The Egyptian Ministry of Finance said that it succeeded in controlling all items of the general budget, except for the interest expense item, during the current and next fiscal year.
Interest expense is a non-operating expense shown on the income statement. It represents interest payable on any borrowings—bonds, loans, convertible debt or lines of credit.
The Ministry of Finance attributed debt interest out of control during the aforementioned years to a package of factors, which included inflationary pressures, interest hikes globally and locally in the first place, in addition to the decline in the local currency exchange rate against the dollar, and the consequent increase in the volume of debt, according to the financial statement of the new budget.
The expense of interest on debt in the budget for the next fiscal year 2023/24 will amount to EGP 1.120 trillion or 9.5% of GDP, and EGP 775.150 billion in the budget for the current fiscal year, or 8.5% of GDP.

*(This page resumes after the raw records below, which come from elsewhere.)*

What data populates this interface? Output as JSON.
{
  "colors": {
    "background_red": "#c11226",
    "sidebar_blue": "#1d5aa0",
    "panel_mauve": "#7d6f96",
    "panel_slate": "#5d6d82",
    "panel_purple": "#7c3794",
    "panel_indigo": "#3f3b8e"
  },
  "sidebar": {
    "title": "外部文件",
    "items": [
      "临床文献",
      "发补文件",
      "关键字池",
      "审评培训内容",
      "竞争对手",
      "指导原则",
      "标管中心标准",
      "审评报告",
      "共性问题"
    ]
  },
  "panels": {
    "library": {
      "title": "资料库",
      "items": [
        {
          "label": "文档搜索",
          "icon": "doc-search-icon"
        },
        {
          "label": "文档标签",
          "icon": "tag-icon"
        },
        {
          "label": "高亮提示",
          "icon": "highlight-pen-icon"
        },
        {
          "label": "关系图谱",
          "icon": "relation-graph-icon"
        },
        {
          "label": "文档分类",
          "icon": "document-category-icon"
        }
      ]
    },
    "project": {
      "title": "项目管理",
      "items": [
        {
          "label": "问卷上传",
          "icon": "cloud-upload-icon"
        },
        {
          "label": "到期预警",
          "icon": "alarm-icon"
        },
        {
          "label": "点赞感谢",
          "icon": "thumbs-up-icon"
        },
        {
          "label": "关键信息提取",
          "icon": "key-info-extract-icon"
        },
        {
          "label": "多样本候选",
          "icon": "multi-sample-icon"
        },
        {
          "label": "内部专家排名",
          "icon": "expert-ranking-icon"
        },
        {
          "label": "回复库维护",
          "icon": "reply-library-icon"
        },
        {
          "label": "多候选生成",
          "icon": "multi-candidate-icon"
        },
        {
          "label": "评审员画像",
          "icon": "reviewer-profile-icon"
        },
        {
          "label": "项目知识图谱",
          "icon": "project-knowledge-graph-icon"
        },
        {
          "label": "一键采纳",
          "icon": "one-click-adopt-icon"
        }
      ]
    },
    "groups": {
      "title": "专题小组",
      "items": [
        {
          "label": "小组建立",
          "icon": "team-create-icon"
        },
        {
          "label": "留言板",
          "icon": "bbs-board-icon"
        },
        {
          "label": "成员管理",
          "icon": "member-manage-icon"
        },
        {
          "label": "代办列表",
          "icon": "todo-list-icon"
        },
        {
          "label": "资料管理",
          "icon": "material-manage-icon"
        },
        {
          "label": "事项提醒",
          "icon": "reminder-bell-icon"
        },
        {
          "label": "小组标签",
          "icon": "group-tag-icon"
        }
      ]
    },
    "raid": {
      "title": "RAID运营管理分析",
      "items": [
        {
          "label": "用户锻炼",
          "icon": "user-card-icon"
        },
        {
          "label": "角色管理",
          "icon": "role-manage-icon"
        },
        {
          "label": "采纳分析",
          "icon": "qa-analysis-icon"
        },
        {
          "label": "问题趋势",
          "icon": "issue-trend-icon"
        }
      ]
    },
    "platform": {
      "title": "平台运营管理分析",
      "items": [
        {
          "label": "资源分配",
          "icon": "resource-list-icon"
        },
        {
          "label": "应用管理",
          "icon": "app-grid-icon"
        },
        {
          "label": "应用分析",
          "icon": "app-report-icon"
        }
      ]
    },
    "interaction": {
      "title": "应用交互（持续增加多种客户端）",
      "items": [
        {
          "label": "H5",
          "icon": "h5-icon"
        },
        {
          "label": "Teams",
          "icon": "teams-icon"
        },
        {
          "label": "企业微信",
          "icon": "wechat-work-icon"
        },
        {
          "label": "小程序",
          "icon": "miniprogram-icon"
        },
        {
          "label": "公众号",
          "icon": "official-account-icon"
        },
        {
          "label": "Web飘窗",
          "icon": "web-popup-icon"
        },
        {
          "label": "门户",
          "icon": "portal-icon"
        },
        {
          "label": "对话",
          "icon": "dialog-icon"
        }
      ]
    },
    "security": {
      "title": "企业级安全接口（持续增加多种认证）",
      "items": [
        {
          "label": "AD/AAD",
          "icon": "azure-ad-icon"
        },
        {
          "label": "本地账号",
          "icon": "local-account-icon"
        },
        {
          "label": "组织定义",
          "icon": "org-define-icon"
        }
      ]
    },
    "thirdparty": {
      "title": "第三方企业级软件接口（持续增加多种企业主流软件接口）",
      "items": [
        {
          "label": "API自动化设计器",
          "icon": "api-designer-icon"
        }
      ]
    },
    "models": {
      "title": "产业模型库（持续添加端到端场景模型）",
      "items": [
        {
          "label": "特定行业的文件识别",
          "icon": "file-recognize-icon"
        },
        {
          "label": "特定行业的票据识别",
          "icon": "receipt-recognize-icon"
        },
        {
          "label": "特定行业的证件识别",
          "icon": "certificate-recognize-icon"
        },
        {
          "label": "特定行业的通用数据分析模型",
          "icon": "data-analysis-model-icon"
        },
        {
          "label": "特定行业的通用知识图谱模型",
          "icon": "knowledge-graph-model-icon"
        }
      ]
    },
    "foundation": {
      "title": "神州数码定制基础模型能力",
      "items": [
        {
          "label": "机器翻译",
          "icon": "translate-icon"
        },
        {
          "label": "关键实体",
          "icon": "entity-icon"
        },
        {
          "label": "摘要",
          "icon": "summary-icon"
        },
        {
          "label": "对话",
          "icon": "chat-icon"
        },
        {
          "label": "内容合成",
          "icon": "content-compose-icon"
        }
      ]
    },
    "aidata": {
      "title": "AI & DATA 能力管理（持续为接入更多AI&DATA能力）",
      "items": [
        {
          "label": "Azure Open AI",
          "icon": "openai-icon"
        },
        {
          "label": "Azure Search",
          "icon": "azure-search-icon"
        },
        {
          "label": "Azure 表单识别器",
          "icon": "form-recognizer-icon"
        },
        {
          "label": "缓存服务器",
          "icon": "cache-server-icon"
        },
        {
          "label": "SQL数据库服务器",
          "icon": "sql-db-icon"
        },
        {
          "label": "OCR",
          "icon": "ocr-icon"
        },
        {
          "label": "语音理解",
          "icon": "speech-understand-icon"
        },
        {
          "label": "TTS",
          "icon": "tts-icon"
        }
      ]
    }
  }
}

Debt interest payable accounted for 37.4% of total budget expenditures for the next fiscal year, amounting to EGP 2.990 trillion, compared to 34.7% of expenditures for the current fiscal year.
The interest expense on t-bills, and on public treasury bonds acquire the largest share of interest at a value of EGP 437.2 billion, EGP 346 billion, respectively, followed by interest on external public debt at a value of EGP 152.25 billion, then central bank bonds at a value of EGP 134.2 billion.
Moreover, the interest expense of temporary coverage of the debit balance amounted to EGP 33.25 billion, and external interest paid by the authorities amounted to EGP 362 million, and various other benefits amounted to EGP 15.7 billion.